Lenin und Uuul-mer

Nach dem 1:0 gegen Ulm wächst in Unterhachingder Glaube, dass jetzt mindestens alles möglich ist

Unterhaching taz ■ Mario Basler war da. Alois Glück war da. Und Lenin. Letzterer natürlich nicht leibhaftig. Aber in Block D, Reihe 13, Platz 24 saß am Freitagabend im Sportpark der SpVgg Unterhaching ein Mann, der mit Spitzbart und brauner Schlägermütze verdächtig an den kommunistischen Lenker erinnerte. So war es nicht zu vermeiden, dass der kuriose Doppelgänger von den Besuchern aufmerksam begutachtet wurde, teils mit skeptischem Blick, teils erfreut wie jener Gast, der spontan ausrief: „Ich bin froh, dass Lenin da ist. Mit dem Aktienwahn muss Schluss sein.“

Mit dieser Bemerkung war er in Unterhaching genau am richtigen Ort. Nun hat unser feines Land ja einen Zustand erreicht, der von spekuliersüchtigen Menschen bedroht wird, und so hat man sich auch im beschaulichen Unterhaching entschlossen, kapitalistische Gesetze wirken zu lassen. „CE Aktie“ nennt sich das dortige Wundermittel, das die Beteiligten reich und die Fußballer der SpVgg nicht absteigen lassen soll. 15 Millionen Mark hat zu Saisonbeginn ein Mann, so sympathisch wie Jürgen Drews, für drei Jahre in den Verein investiert. Sein Name: Erich J. Lejeune. Sein Beruf: Microchip-Hersteller. Und Motivator (nach eigener Aussage sogar „Deutschlands Motivator Nummer eins“).
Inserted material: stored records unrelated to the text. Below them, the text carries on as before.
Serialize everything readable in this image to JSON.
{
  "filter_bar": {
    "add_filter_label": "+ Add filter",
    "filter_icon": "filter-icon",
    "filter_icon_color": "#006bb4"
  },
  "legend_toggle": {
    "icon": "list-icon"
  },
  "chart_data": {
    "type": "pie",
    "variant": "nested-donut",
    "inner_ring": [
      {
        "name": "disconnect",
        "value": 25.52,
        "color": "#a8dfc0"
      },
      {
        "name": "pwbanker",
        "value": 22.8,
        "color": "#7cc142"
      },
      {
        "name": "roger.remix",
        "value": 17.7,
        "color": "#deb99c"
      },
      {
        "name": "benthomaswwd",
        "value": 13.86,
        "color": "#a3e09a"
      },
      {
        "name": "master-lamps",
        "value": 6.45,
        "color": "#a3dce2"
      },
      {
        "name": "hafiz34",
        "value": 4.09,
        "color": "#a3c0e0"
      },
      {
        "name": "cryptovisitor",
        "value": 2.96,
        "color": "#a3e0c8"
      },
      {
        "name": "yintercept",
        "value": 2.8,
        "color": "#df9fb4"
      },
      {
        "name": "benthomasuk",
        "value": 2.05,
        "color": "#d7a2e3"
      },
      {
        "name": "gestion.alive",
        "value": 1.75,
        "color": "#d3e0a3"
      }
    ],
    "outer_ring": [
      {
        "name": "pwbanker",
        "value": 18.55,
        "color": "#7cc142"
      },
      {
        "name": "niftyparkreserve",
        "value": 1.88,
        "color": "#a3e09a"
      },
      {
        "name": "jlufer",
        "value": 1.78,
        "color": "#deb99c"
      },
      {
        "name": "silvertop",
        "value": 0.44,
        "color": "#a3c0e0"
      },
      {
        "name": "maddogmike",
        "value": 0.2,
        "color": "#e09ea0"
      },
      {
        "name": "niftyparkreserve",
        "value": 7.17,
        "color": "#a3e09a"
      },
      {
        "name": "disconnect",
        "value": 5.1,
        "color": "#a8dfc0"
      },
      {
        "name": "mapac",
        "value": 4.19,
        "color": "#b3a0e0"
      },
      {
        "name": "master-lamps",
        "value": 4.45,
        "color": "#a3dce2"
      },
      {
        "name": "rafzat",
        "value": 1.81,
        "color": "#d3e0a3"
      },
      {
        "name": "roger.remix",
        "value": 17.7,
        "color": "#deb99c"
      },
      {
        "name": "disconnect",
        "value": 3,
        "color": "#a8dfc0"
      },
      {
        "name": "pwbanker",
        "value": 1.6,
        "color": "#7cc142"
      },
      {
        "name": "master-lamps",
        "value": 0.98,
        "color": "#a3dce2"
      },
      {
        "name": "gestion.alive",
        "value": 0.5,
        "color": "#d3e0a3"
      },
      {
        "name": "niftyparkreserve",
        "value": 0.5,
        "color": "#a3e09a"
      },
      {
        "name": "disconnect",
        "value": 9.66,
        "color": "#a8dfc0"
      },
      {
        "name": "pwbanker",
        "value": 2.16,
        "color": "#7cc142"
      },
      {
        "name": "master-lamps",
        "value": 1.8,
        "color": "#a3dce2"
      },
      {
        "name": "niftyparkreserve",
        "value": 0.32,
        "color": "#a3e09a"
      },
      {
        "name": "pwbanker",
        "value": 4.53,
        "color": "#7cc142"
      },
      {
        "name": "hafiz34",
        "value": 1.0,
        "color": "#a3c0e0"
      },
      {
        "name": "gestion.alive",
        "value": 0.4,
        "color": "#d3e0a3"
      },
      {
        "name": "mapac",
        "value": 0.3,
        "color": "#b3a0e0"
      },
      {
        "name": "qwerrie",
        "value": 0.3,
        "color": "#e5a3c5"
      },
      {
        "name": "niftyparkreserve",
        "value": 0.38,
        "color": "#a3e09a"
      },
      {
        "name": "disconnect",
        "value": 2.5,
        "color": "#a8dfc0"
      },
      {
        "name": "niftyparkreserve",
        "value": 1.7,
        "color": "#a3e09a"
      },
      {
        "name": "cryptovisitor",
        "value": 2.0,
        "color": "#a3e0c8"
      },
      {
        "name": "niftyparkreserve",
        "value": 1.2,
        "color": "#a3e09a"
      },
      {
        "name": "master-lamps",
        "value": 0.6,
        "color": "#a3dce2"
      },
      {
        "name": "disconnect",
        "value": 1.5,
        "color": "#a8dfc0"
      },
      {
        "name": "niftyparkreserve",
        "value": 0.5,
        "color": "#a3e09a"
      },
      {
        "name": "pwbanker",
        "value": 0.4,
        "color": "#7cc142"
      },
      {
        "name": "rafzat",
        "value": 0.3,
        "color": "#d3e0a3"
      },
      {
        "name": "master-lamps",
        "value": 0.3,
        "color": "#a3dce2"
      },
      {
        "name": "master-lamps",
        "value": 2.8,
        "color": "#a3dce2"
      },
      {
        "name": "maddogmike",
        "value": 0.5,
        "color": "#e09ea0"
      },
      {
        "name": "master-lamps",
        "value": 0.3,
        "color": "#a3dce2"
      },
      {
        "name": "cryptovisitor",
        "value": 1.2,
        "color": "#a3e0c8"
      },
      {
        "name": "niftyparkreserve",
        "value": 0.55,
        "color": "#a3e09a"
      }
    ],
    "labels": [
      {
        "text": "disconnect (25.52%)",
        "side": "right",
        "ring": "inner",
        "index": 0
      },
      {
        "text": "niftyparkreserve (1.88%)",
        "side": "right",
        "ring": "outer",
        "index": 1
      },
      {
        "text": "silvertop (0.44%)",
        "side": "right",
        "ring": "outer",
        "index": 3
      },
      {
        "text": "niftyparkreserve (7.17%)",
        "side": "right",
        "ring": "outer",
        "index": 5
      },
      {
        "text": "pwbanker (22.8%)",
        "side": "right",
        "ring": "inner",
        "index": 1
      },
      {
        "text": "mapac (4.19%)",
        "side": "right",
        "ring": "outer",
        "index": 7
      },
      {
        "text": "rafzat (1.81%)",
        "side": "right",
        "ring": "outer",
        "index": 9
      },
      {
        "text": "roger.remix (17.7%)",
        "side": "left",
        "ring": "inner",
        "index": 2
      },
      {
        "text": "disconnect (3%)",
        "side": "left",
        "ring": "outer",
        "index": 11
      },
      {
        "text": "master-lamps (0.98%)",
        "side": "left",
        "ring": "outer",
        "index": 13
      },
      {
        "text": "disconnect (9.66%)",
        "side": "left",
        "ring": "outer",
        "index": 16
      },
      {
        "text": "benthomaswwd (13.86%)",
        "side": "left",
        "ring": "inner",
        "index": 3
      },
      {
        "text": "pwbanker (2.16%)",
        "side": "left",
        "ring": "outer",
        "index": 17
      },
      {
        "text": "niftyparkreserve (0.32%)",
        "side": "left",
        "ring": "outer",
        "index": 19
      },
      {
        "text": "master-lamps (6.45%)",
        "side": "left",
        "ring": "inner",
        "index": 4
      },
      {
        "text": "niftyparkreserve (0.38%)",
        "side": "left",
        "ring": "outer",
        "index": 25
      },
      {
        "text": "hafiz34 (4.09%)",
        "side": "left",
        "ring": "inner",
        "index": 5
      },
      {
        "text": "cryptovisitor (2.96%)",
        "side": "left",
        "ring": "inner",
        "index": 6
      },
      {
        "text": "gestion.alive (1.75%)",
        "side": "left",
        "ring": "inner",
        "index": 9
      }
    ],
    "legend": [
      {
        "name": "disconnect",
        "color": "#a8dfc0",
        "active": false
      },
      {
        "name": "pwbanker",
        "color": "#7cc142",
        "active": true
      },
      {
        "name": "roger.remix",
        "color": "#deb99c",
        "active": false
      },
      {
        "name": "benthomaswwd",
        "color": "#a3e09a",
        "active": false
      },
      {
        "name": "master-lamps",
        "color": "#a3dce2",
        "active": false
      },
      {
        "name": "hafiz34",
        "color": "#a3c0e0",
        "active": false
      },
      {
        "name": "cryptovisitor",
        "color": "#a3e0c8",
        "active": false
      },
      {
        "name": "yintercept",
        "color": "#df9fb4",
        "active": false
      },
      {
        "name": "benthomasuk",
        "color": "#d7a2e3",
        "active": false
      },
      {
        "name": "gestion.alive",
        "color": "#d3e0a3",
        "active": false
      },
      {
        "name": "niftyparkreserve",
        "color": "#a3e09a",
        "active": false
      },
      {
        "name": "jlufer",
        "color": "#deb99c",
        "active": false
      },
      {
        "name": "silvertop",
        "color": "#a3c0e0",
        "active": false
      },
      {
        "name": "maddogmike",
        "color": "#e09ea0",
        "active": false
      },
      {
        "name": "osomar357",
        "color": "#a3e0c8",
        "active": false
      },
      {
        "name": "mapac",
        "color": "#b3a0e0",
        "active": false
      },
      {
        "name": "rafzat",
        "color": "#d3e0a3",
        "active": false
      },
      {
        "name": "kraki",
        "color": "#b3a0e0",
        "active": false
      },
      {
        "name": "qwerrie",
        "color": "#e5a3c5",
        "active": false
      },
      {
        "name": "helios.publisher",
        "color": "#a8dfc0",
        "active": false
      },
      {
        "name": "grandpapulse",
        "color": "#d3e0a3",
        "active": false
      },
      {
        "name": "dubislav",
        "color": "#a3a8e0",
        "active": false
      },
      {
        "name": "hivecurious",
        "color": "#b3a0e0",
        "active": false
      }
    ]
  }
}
„Du schaffst, was du willst“, ist einer seiner markigen Leitsätze, und weil er selbst daran glaubt und diese Worte gleich bandenweise am Spielfeldrand abdruckt, scheinen seine Spieler den aufgedrängten Rat zu befolgen. Sie bezwangen im Duell der Aufsteiger den SSV Ulm mit 1:0. Und das, obwohl beide ebenbürtig schlecht waren. Warum gewann Unterhaching? Wegen: Ja. Lejeune. Man muss sich das so vorstellen: Kurz vor Anpfiff marschiert der Motivator in die Kabine, hält eine Rede, brüllt: „Ärmel hochkrempeln!“ Das hilft. Während sämtliche Ulmer Spieler mit heruntergezogenen Ärmeln antraten, praktizierten sämtliche Hachinger die Lejeunesche Variante, schoben das Trikot über die Ellenbogen – und siegten.

Böse Zungen behaupteten zwar hernach, die Begegnung sei das einzige Zweitligaspielen der ersten Liga gewesen (außer dem Hinspiel). Es könnte auch eine Partie aus der 3. englischen Liga gewesen sein, Petersborough gegen Notts City etwa. Ulms Janos Radoki will so etwas nicht wissen: „Was zählt, ist der Klassenerhalt.“ Richtig. Wie also stehen die Chancen bei den Neulingen, acht Spieltage vor Saisonende? Bei den Ulmern: schlecht – wenn sie nicht schon bisher fleißig Punkte gesammelt hätten. Ein Beispiel: „Ich will nicht über die Vergangenheit sprechen“, sagte Torwart Rainer Laux, um nur einen Atemzug später hinzuzufügen: „Auch wenn wir vergangene Woche verloren haben: Wir sind keine 1:9-Mannschaft.“

1:9-Mannschaft. Dieses Etikett klebt an den Ulmern mittlerweile lästig wie Lakritz zwischen den Zähnen. Nervös wirken die Schwaben auf einmal, befangen und kopflastig. Sie strahlen nicht mehr die vertraute Unbefangenheit aus. Jedenfalls war das Gejammer über die „unglückliche Niederlage“ gegen Unterhaching so oft zu hören wie Werbung im Radio. Ulm hat noch Vorsprung auf die Abstiegsplätze. Außerdem glaubt Trainer Martin Andermatt: „Wer meint, diese 1:9-Mannschaft wird Probleme haben, täuscht sich. Wir werden trotzig aus dieser Situation herausgehen.“

So wie die eigenen Fans, die nach Unterhaching reisten, wild trommelten und sich auch dadurch nie entmutigen ließen, dass Ulm der einzige Bundesligaklub ist, dessen Zahl der Silben nicht ausreicht, um die eigene Mannschaft ordentlich anzufeuern (“Uuulm“ geht nicht, die Fans singen: „Uuul-mer!“).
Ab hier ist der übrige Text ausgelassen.